It was too cold to be April, I decided, and I was too old to be crying on the phone to my mother. There were a million more important things happening in the world, yet here I was again, publicly crying on campus about my first real breakup. “I can’t let myself feel like this again. I don’t think I’m physically capable of more pain like this,” I told her. No amount of joy could possibly be worth this leaden grief, I thought.

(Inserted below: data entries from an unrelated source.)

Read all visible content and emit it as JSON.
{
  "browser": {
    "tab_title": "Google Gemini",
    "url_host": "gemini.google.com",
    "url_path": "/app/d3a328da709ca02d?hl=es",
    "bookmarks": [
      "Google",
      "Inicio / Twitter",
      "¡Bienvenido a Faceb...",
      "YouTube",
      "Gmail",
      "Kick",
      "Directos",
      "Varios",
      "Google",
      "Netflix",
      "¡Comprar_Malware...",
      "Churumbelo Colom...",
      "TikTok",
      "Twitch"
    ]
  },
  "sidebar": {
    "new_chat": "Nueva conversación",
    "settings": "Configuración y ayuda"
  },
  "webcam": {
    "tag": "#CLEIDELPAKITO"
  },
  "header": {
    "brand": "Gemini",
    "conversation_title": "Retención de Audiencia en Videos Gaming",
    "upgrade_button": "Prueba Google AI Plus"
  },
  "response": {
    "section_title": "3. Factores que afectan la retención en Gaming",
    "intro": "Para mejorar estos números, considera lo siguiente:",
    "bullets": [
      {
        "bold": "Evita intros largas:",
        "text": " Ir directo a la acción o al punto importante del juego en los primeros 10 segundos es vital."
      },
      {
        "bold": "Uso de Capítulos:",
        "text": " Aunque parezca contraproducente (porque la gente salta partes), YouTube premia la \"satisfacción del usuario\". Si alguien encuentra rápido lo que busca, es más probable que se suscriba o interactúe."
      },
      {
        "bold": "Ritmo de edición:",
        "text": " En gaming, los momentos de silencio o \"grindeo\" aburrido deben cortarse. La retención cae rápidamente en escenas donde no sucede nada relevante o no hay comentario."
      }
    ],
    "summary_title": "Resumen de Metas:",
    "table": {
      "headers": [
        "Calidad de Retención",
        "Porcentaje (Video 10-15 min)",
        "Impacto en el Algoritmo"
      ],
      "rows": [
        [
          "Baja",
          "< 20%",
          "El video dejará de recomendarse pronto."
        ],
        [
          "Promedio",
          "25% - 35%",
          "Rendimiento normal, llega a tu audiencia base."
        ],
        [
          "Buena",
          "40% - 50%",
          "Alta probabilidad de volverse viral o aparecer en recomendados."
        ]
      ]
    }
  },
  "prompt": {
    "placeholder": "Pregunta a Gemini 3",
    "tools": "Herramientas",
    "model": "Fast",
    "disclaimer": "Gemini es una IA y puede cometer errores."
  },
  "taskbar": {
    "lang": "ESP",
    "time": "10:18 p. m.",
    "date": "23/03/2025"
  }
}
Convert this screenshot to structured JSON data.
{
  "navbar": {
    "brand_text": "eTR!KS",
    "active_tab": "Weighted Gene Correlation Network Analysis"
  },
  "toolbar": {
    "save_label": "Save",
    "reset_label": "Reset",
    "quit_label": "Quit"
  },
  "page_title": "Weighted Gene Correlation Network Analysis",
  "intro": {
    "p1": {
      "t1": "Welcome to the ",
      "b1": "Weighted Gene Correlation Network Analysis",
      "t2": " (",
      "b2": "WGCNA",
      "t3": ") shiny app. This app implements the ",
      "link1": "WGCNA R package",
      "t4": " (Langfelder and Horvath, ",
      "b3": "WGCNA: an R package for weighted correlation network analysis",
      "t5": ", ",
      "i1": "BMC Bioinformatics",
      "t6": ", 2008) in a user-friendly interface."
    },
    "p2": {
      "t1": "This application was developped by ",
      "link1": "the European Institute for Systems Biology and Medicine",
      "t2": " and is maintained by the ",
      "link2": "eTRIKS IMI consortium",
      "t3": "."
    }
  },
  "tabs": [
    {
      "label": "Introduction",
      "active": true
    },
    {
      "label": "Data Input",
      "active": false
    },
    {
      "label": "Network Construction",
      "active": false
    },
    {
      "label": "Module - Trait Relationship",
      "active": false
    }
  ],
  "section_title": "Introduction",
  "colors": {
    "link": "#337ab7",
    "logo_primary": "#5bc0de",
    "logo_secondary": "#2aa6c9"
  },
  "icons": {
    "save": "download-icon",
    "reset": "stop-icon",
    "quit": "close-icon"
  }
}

The first person I ever loved took 10 minutes to make his bed. He talked with his hands and could lose track of an entire day while solving a puzzle. He lived for chaos and was afraid of inadequacy more than anything else. When I was with him, I started to believe that life was not nearly long enough for all the things we would do together. Talking with him made me think, “Oh you too? I thought I was the only one.” We put our lives together and hoped they would stick. My friends told me that pain lurked on the other side of every happy relationship. But I met his parents. He took me to his hometown. I met his little brother and we got lost in a corn maze together. We ate GHeav on his floor and danced in Central Park. My room never stopped smelling like him. Maybe pain lurked on the other side of our happy relationship, but I went ahead anyway.

We lasted about a year.

It’s the part when pain enters the picture that makes a relationship sound like a terrible waste of time. I could’ve started a small nonprofit with the hours I spent on the phone with my mother that spring. At Yale, we often run cost-benefit analyses on almost everything we do. We view time as a commodity we offer in exchange for Yale’s resources, and we understandably want guaranteed, quantifiable results. After my first big heartbreak, I was plagued by the fear that, by falling in love, maybe I had made a bad investment.

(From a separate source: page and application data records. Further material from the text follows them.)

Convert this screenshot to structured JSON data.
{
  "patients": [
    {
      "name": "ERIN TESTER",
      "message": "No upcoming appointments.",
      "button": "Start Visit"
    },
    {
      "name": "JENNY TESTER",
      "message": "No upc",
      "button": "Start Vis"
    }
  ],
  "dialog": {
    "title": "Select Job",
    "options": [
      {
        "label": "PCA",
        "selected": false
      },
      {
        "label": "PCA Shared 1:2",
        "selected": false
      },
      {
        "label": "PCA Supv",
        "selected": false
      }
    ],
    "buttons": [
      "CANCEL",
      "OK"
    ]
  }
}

Love is not for the risk-averse. Hurt is an inevitable part of the deal we sign, whether it’s for a weeklong or lifelong relationship. Lydia Davis, in her piece “Break it Down,” describes heartbreak as a cold, metal box sitting three feet away from us at the start of every relationship. And, even though we can see the pain waiting for us, falling in love is the act of looking at that box and saying, “All right, I’ll take it, I’ll buy it.” Love demands the subversion of reason to feeling. No amount of reasoning or contemplation or consideration has kept me safe from love’s peculiar pain. When I entered into my next relationship, I tried to keep it as just “seeing each other.” I figured it would hurt less when we inevitably moved on from one another to the next “thing.” Reason told me that if we never called it something in the first place, I wouldn’t have anything to miss. But in an effort to avoid feeling loss, I denied myself the right to grieve. After all, I told myself, it’s not like you were ever really “dating” him anyway.

Perhaps Yale’s narrow definition of progress breeds an aversion to real intimacy. Before my first heartbreak, I’d seen my Yale career as a graph with a steady, positive slope. Each new element I added to my routine, whether I realized it or not, fit into a narrative of constant self-improvement.

But love isn’t linear. It doesn’t have an established set of hoops for high achievers to jump through. No amount of checked boxes will guarantee a relationship’s success. So when we operate under a strict definition of forward motion, we don’t want to risk the unknown variable of a relationship.

Those who dismiss romance as equivalent to unproductive pain forego some of the meatiest parts of life. The silly intimacy of being in love, and the knocks-you-flat pain of heartbreak are unique reminders of our human capacity for both extraordinary vulnerability and extraordinary strength. When I entered a relationship, I traded logical building blocks for less tangible — but much more important — transformations. I turned my focus outward and tried to truly understand someone else, even though I could see the pain ahead just out of the corner of my eye. When the relationship ended, the experience of having been fully accepted and then forgotten by the same person created a cocktail of emotions I didn’t even know could exist. I encountered the best and worst parts of myself. My capacity for grit and grief was far greater than I’d thought.

Desiring to love and be loved shouldn’t be countercultural on this campus. When we believe that self-actualization is a matter of following logical steps alone, we choose to live inside our emotionally stagnant comfort zone. Life is not linear, not sanitized, not predictable. Why are we living as if it were? Life is not as small as fear might lead us to believe. And try as we might, we ultimately cannot intellectualize ourselves above the basic human need for connection and acceptance.

This Valentine’s Day, I celebrate those I have loved for the moments our paths have crossed and for the resulting twists and turns my life has taken as a result. They pointed me in the direction I needed to go. The person I am now is the product of love’s peculiar joy and pain. That’s the way it should be.